Age Group: Children ages 10 and up
Helping a tween or teenager through a divorce is very different from reassuring a younger child, but that’s where books like Now What Do I Do? come in. It focuses on presenting the issues that come with divorce and the feelings your teen may be dealing with in a way they can relate to and connect with. It’s centered around helping children identify and put words to the emotions they may be feeling and gives them tools and strategies for coping with those feelings as well as situations that may arise, such as doing holidays separately.
Divorce books for teens and tweens are usually more hands-off when it comes to parental involvement, but it’s still a good idea to let your child know that you realize this is a difficult time for them and that they may prefer to talk to friends or other trusted adults but that you’re still there if they have questions or need anything. You might also want to check back in after they’ve had a chance to read the book and see if anything’s come up that they want to discuss. Don’t be surprised if you get the “it was stupid” or an eye roll. It’s common at this age for children to not want to seem uncool or like they needed help and to downplay how much they might have related to the book and the message.

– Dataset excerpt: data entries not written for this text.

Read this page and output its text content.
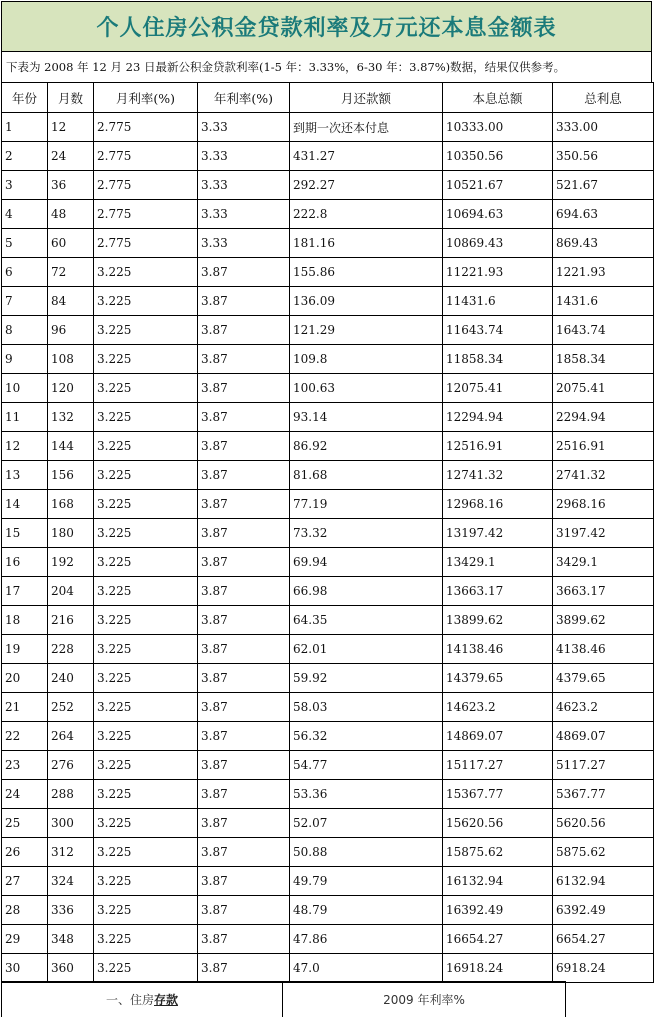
个人住房公积金贷款利率及万元还本息金额表
下表为 2008 年 12 月 23 日最新公积金贷款利率(1-5 年：3.33%，6-30 年：3.87%)数据，结果仅供参考。
年份	月数	月利率(%)	年利率(%)	月还款额	本息总额	总利息
1	12	2.775	3.33	到期一次还本付息	10333.00	333.00
2	24	2.775	3.33	431.27	10350.56	350.56
3	36	2.775	3.33	292.27	10521.67	521.67
4	48	2.775	3.33	222.8	10694.63	694.63
5	60	2.775	3.33	181.16	10869.43	869.43
6	72	3.225	3.87	155.86	11221.93	1221.93
7	84	3.225	3.87	136.09	11431.6	1431.6
8	96	3.225	3.87	121.29	11643.74	1643.74
9	108	3.225	3.87	109.8	11858.34	1858.34
10	120	3.225	3.87	100.63	12075.41	2075.41
11	132	3.225	3.87	93.14	12294.94	2294.94
12	144	3.225	3.87	86.92	12516.91	2516.91
13	156	3.225	3.87	81.68	12741.32	2741.32
14	168	3.225	3.87	77.19	12968.16	2968.16
15	180	3.225	3.87	73.32	13197.42	3197.42
16	192	3.225	3.87	69.94	13429.1	3429.1
17	204	3.225	3.87	66.98	13663.17	3663.17
18	216	3.225	3.87	64.35	13899.62	3899.62
19	228	3.225	3.87	62.01	14138.46	4138.46
20	240	3.225	3.87	59.92	14379.65	4379.65
21	252	3.225	3.87	58.03	14623.2	4623.2
22	264	3.225	3.87	56.32	14869.07	4869.07
23	276	3.225	3.87	54.77	15117.27	5117.27
24	288	3.225	3.87	53.36	15367.77	5367.77
25	300	3.225	3.87	52.07	15620.56	5620.56
26	312	3.225	3.87	50.88	15875.62	5875.62
27	324	3.225	3.87	49.79	16132.94	6132.94
28	336	3.225	3.87	48.79	16392.49	6392.49
29	348	3.225	3.87	47.86	16654.27	6654.27
30	360	3.225	3.87	47.0	16918.24	6918.24
一、住房 存款	2009 年利率%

Reading about something is good, and getting advice on how to deal with divorce is great, but Lisa Schab takes it to the next level by giving teens an actual workbook to help them deal with the divorce and start moving toward a positive future. The book includes pen and paper activities and worksheets that give teens something to do to start working through their emotions and preparing for life post-divorce. It’s been a favorite of many school counselors and mental health professionals and receives rave reviews for being a practical tool to help teens get through divorce as smoothly as possible.
While this book is very well-rounded and covers all of the various aspects of divorce and how you’re teen may be feeling, the workbook style means your teen will only get out of it what they put in. This may mean that this book is best suited for teens who are actively interested in learning how to cope during this time or as a tool to be used alongside counseling appointments or group meetings for teens whose parents are divorcing.
When you’re talking to your children about divorce, remember that it’s important to present a united front if at all possible. They will likely handle the news better if it comes from both parents saying the same thing at the same time. This also shows that the decision was a joint one, so there’s no need to side with one parent over the other. Communicate what’s happening and how it’s going to affect practical things like living arrangements or school as clearly and concisely as possible, focusing on keeping the details age-appropriate.
It’s also a good idea to be prepared to have to revisit the conversation. Children may have more questions or concerns as they process the news or may have periods where they are angry or sad. Being open to continued communication about the divorce and the changes it brings can help your children feel like they can talk to you and express their emotions, which will help them better deal with them in the long run.